Jedynie zdołam kupić materiał i może zaimpregnować drewnochronem.
Pozdrawiam
MK
Dzisiaj byłem na Leskowcu. Pierwsze zdjęcie z 8.6.17 r, drugie dzisiejsze, 27.6.17 rok. Jak widać suszenie koszuli ma stałe miejsce.
Z Ponikwi, dobrze, że na Gancarzu zostawiłem litr płynu, potem zejście do Mydlarzy, z białych serduszek, z polany zrywkowej, prosto, prawie na kreskę na wierzchołek. Powrót tą samą drogą. To ćwiczenie na Tatry. Schron porasta deskami, dobra robota. Ścianę szczytową / tylną / koniecznie trzeba odeskować. Poza tym temperatura w cieniu 27 stopni. Idzie się przyjemnie, bo prawie cały czas w lesie. Nawet Tatry było widać, ale na granicy widzialności.
Deski zakupione i jednokrotnie wymalowane drewnochronem
Z robotami ruszę w drugiej połowie Lipca.
Troszkę pieniędzy pozostało, więc się zastanowię nad listwami wykończeniowymi lub drugi raz pomaluję pokrycie dachowe schronu drewnochronem
Pozdrawiam
MK
Witam!
Wczoraj udało mi się wyskoczyć na Leskowiec.
Wiata "prawie" że ukończona, zobaczcie zdjęcia
Strona wschodnia wczoraj ukończona i dwukrotnie pomalowana drewnochronem.
Strona zachodnia pomalowane też dwukrotnie
Muszę jeszcze dokupić parę desek, by wykończyć tył wiaty.
Dziękuję Markowi i Marcie z Andrychowa za wpłatę 100zł oraz wszystkim dotychczasowym darczyńcom.
Pozostały drobne prace - wykończenia, które w miarę wolnego czasu wykonam.
Pieniążków zostało akurat na te drobiazgi, czyli parę desek, silikon (by uszczelnić łączenia)
i drewnochron (by pomalować trzeci raz w celu lepszego zabezpieczenia).

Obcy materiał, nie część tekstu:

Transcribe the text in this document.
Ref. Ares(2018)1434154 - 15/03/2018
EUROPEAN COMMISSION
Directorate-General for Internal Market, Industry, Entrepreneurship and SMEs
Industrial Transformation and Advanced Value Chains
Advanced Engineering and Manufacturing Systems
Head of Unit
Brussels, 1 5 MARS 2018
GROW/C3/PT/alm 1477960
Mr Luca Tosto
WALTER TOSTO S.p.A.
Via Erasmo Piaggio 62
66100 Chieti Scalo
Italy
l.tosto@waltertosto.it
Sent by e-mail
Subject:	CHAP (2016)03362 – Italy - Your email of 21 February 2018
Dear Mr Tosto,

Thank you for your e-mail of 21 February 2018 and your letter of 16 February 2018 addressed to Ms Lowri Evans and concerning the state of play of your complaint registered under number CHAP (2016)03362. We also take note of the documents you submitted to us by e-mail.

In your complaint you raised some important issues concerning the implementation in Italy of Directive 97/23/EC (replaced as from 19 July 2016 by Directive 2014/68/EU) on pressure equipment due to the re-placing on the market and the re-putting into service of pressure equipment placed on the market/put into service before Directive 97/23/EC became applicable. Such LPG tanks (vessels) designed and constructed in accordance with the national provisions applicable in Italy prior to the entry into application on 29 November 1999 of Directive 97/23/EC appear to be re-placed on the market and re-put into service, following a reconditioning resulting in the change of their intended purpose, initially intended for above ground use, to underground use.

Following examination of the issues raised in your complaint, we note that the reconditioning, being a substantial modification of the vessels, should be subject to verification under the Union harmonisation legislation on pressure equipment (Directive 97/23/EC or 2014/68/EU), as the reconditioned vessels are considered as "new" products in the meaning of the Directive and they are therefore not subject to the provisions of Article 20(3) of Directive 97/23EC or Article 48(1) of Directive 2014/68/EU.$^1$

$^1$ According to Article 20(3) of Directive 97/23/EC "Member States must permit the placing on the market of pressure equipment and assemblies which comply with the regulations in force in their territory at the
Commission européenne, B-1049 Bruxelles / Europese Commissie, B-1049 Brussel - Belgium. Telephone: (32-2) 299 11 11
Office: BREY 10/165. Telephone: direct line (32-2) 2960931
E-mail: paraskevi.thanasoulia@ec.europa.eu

Pozdrawiam serdecznie i jeszcze raz dziękuję
MK
Brawo Ty
Świetna robota Marku
Witam
Dzisiaj wieczorem udało mi się "postawić kropkę nad i".
Były to ostatnie prace wykończeniowe przy schronie.

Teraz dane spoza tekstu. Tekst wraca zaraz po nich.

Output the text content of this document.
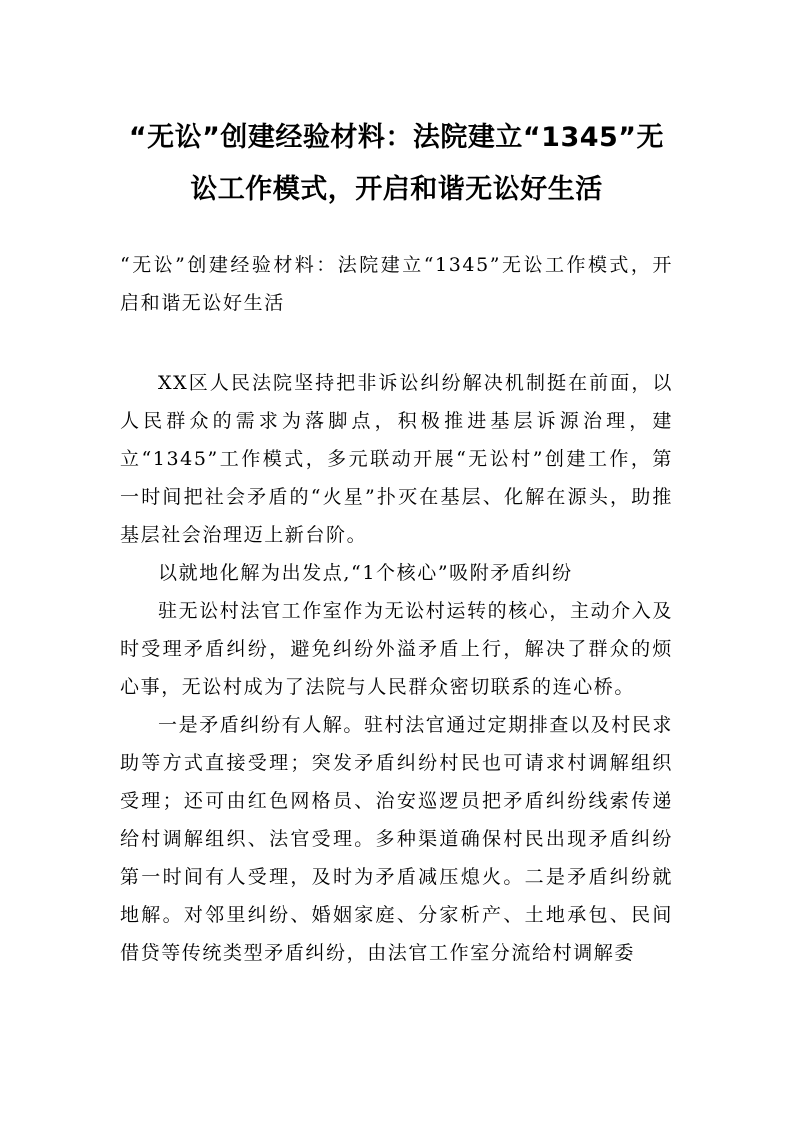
“无讼”创建经验材料：法院建立“1345”无讼工作模式，开启和谐无讼好生活

“无讼”创建经验材料：法院建立“1345”无讼工作模式，开启和谐无讼好生活

XX区人民法院坚持把非诉讼纠纷解决机制挺在前面，以人民群众的需求为落脚点，积极推进基层诉源治理，建立“1345”工作模式，多元联动开展“无讼村”创建工作，第一时间把社会矛盾的“火星”扑灭在基层、化解在源头，助推基层社会治理迈上新台阶。

以就地化解为出发点,“1个核心”吸附矛盾纠纷

驻无讼村法官工作室作为无讼村运转的核心，主动介入及时受理矛盾纠纷，避免纠纷外溢矛盾上行，解决了群众的烦心事，无讼村成为了法院与人民群众密切联系的连心桥。

一是矛盾纠纷有人解。驻村法官通过定期排查以及村民求助等方式直接受理；突发矛盾纠纷村民也可请求村调解组织受理；还可由红色网格员、治安巡逻员把矛盾纠纷线索传递给村调解组织、法官受理。多种渠道确保村民出现矛盾纠纷第一时间有人受理，及时为矛盾减压熄火。二是矛盾纠纷就地解。对邻里纠纷、婚姻家庭、分家析产、土地承包、民间借贷等传统类型矛盾纠纷，由法官工作室分流给村调解委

Ścianka tylna schronu zabudowana deskami, łączenia desek uszczelnione silikonem, dach pomalowany trzeci raz drewnochronem.
Dziękuję wszystkim za wsparcie finansowe.
Pozdrawiam
MK
P.s.
Jutro, jeżeli będzie sprzyjająca pogoda to będzie montowany na szczycie nowy krzyż,
który będzie otoczony barierką. Uroczyste poświęcenie krzyża ma się odbyć w niedzielę 10 września.
Zapraszam
MK
Pięknie wyszło!
Szkoda tylko, że nie wszyscy potrafią uszanować pracę innych... ale cóż poradzić...
Pięknie wyszło! (...)
Bardzo!
W czasie lipcowej wizyty na Gibasach, goście Stacha opowiadali o tym jak im wiatka uratowała zadki przed nawałnicą
Dużo ciepłych słów podało pod adresem darczyńców i MK
Gratuluje ukończenia prac nad wiatą. Jak dotąd jeszcze nie widziałem jej na żywo w tej postaci, ale widać że już ktoś pozostawia na niej swoją pamiątkę
Byłem
trzy dni temu, 15.08.2017 r, w święto, na Leskowcu i z satysfakcją
przyjmuję zakończenie prac przy schronie, które wykonał MK.
Przegniła dziura w progu też jest zaplombowana. Dobra robota!
Podziękowania!
Ponieważ jest to święto kościelne, o godz. 14 odbyła się Msza św. w
Sanktuarium. Ludzi było bardzo dużo, wcześniej odpoczywali na
wierzchołku. A ze jest to święto Matki Boskiej Zielnej ludzie zanoszą
tam dary w postaci kwiatów. Wiele osób miało wręcz naręcza kwiatów,
które pewnie składa się w czasie Mszy św. Dominowały kwiaty, jak się
dowiedziałem, rośliny o nazwie, jeżeli dobrze zapamiętałem - starzec.
Jak zauważyłem, rośnie tych żółtych kwiatów wiele i nie są pod ochroną.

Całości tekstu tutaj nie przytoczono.